- Also known as: Lawrence Rix
- Born: Lauderic Rex Caton 31 August 1910 Arima, Trinidad and Tobago
- Died: 19 February 1999 (aged 88) London, England
- Genres: Jazz
- Occupation: Musician
- Instrument: Guitar

= Lauderic Caton =

Trinidadian guitarist (1910–1999)

Lauderic Caton (31 August 1910 – 19 February 1999) was a Trinidadian guitarist who settled in Britain in 1940. He was an early proponent of the use of electric guitar in Britain, particularly in jazz music. According to Val Wilmer, "he exercised a significant influence on Pete Chilver and Dave Goldberg, the two jazz guitarists more generally credited as British pioneers of the amplified instrument, while his students, official and unofficial, ranged from jazz exponents to the Nigerian highlife specialist Ambrose Campbell and Hank Marvin of the Shadows."

== Biography ==
Born on 31 August 1910, in Arima, Trinidad and Tobago, Lauderic Rex Caton was the fourth son and last among the eight children of Robert Caton, who was of Saint Lucia descent, and Margaret Caton.

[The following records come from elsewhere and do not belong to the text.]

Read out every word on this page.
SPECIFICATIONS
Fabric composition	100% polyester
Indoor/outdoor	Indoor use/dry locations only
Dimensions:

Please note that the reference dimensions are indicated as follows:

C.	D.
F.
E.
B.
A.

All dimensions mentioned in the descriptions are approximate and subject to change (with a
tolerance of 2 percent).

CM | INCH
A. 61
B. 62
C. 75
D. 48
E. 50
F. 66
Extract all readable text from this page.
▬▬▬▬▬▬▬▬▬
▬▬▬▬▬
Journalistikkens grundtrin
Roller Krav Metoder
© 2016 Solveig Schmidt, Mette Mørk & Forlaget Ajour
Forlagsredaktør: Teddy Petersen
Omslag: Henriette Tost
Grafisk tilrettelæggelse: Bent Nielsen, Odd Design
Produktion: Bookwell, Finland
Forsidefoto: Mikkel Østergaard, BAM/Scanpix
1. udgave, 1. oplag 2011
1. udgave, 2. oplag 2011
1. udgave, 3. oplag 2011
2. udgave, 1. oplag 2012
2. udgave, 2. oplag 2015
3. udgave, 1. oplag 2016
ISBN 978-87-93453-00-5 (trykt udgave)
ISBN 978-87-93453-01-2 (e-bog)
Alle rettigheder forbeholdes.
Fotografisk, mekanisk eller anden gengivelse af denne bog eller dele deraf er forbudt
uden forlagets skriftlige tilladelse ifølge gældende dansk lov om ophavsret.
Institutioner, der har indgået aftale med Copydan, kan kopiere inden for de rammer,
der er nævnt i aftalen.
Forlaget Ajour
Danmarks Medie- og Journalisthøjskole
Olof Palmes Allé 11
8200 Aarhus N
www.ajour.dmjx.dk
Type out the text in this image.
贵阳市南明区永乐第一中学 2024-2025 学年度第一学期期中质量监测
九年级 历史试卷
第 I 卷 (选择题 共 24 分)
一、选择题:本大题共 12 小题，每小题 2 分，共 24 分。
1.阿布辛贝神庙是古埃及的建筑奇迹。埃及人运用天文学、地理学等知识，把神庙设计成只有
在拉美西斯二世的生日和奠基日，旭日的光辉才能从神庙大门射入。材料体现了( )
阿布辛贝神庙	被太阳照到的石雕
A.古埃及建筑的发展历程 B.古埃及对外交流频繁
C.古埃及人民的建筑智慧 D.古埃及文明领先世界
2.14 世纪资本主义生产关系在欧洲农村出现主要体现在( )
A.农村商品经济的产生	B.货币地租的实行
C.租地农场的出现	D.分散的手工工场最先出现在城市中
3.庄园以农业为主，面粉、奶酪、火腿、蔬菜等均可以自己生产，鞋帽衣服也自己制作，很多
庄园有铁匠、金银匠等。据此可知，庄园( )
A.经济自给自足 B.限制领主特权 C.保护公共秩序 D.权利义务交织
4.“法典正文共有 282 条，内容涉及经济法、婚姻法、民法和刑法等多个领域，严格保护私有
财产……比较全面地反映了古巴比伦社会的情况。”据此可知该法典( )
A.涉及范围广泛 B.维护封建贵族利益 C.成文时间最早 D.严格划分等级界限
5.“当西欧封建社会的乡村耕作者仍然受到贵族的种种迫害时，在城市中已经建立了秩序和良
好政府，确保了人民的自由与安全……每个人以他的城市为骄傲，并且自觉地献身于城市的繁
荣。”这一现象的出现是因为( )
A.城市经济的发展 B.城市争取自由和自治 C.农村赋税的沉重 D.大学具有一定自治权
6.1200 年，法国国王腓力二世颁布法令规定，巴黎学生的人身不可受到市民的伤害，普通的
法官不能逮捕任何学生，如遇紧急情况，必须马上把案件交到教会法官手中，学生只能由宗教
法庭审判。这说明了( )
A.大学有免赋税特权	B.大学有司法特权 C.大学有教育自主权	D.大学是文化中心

Caton was an autodidact on guitar, which he played professionally from the age of 17. He was also proficient on saxophone, double bass, and banjo. After spending time in Guadeloupe and Martinique, he moved to Europe in 1938, playing in Paris, with guitarist Oscar Alemán and then in Brussels with Ram Ramirez, Jean Omer, Harry Pohl, and Jamaican Joe Smith. While in Antwerp, Caton played with Gus Clark and Tommy Brookins.

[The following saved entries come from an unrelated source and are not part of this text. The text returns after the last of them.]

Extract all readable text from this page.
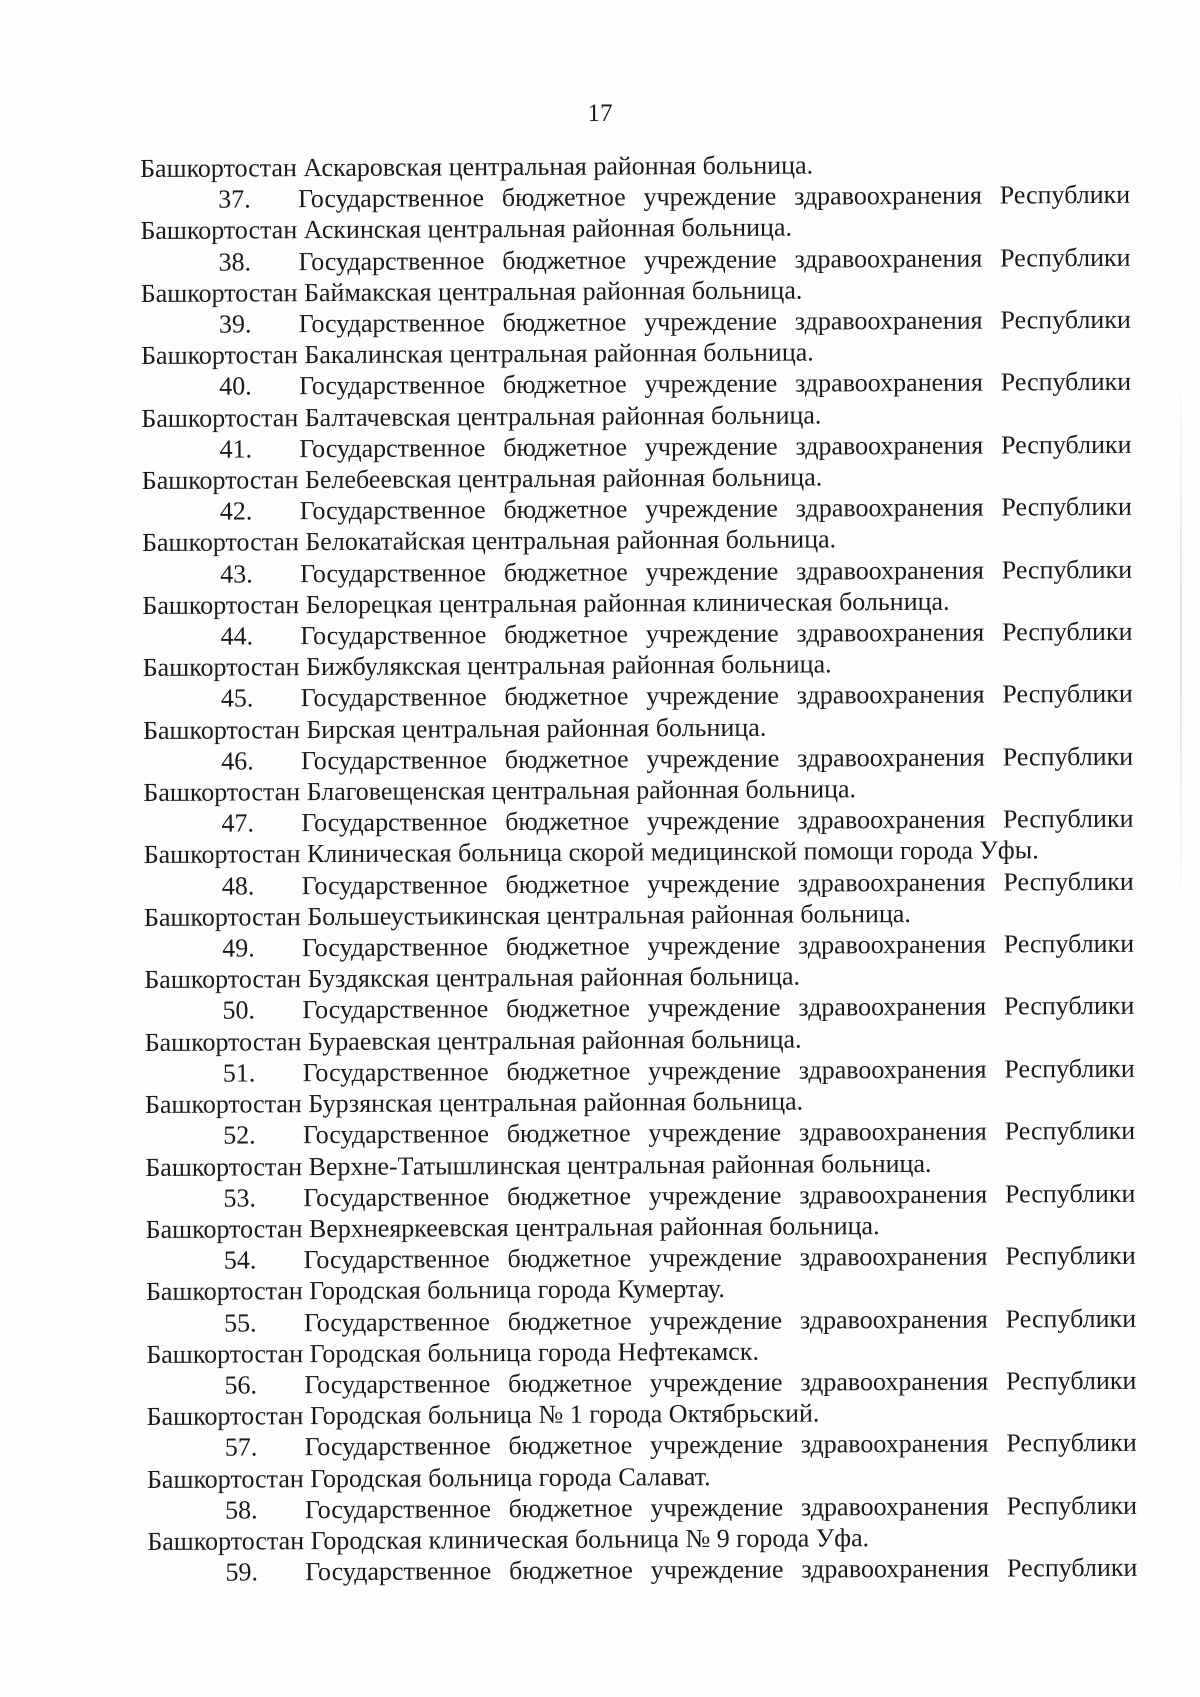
17
Башкортостан Аскаровская центральная районная больница.
37.	Государственное бюджетное учреждение здравоохранения Республики
Башкортостан Аскинская центральная районная больница.
38.	Государственное бюджетное учреждение здравоохранения Республики
Башкортостан Баймакская центральная районная больница.
39.	Государственное бюджетное учреждение здравоохранения Республики
Башкортостан Бакалинская центральная районная больница.
40.	Государственное бюджетное учреждение здравоохранения Республики
Башкортостан Балтачевская центральная районная больница.
41.	Государственное бюджетное учреждение здравоохранения Республики
Башкортостан Белебеевская центральная районная больница.
42.	Государственное бюджетное учреждение здравоохранения Республики
Башкортостан Белокатайская центральная районная больница.
43.	Государственное бюджетное учреждение здравоохранения Республики
Башкортостан Белорецкая центральная районная клиническая больница.
44.	Государственное бюджетное учреждение здравоохранения Республики
Башкортостан Бижбулякская центральная районная больница.
45.	Государственное бюджетное учреждение здравоохранения Республики
Башкортостан Бирская центральная районная больница.
46.	Государственное бюджетное учреждение здравоохранения Республики
Башкортостан Благовещенская центральная районная больница.
47.	Государственное бюджетное учреждение здравоохранения Республики
Башкортостан Клиническая больница скорой медицинской помощи города Уфы.
48.	Государственное бюджетное учреждение здравоохранения Республики
Башкортостан Большеустьикинская центральная районная больница.
49.	Государственное бюджетное учреждение здравоохранения Республики
Башкортостан Буздякская центральная районная больница.
50.	Государственное бюджетное учреждение здравоохранения Республики
Башкортостан Бураевская центральная районная больница.
51.	Государственное бюджетное учреждение здравоохранения Республики
Башкортостан Бурзянская центральная районная больница.
52.	Государственное бюджетное учреждение здравоохранения Республики
Башкортостан Верхне-Татышлинская центральная районная больница.
53.	Государственное бюджетное учреждение здравоохранения Республики
Башкортостан Верхнеяркеевская центральная районная больница.
54.	Государственное бюджетное учреждение здравоохранения Республики
Башкортостан Городская больница города Кумертау.
55.	Государственное бюджетное учреждение здравоохранения Республики
Башкортостан Городская больница города Нефтекамск.
56.	Государственное бюджетное учреждение здравоохранения Республики
Башкортостан Городская больница № 1 города Октябрьский.
57.	Государственное бюджетное учреждение здравоохранения Республики
Башкортостан Городская больница города Салават.
58.	Государственное бюджетное учреждение здравоохранения Республики
Башкортостан Городская клиническая больница № 9 города Уфа.
59.	Государственное бюджетное учреждение здравоохранения Республики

Influenced by Lonnie Johnson and Charlie Christian, Caton first began using an amplifier in May 1940. He played in England with Don Marino Barreto (in whose band he met and befriended saxophonist Louis Stephenson, a frequent collaborator) and led a house band at Jig's Club. He worked with Cyril Blake, Johnny Claes, Bertie King, Harry Parry, Dick Katz, and Coleridge Goode. Late in the 1940s, Caton played with Ray Ellington and Ray Nance, using the pseudonym "Lawrence Rix" for legal reasons. Later in his life, he also taught and built custom amplifiers.

He left music at the end of the 1950s. Caton was the musical arranger for the film Walking on Air.

Lauderic Caton died in London on 19 February 1999, at the age of 88, and was buried in Port of Spain, Trinidad.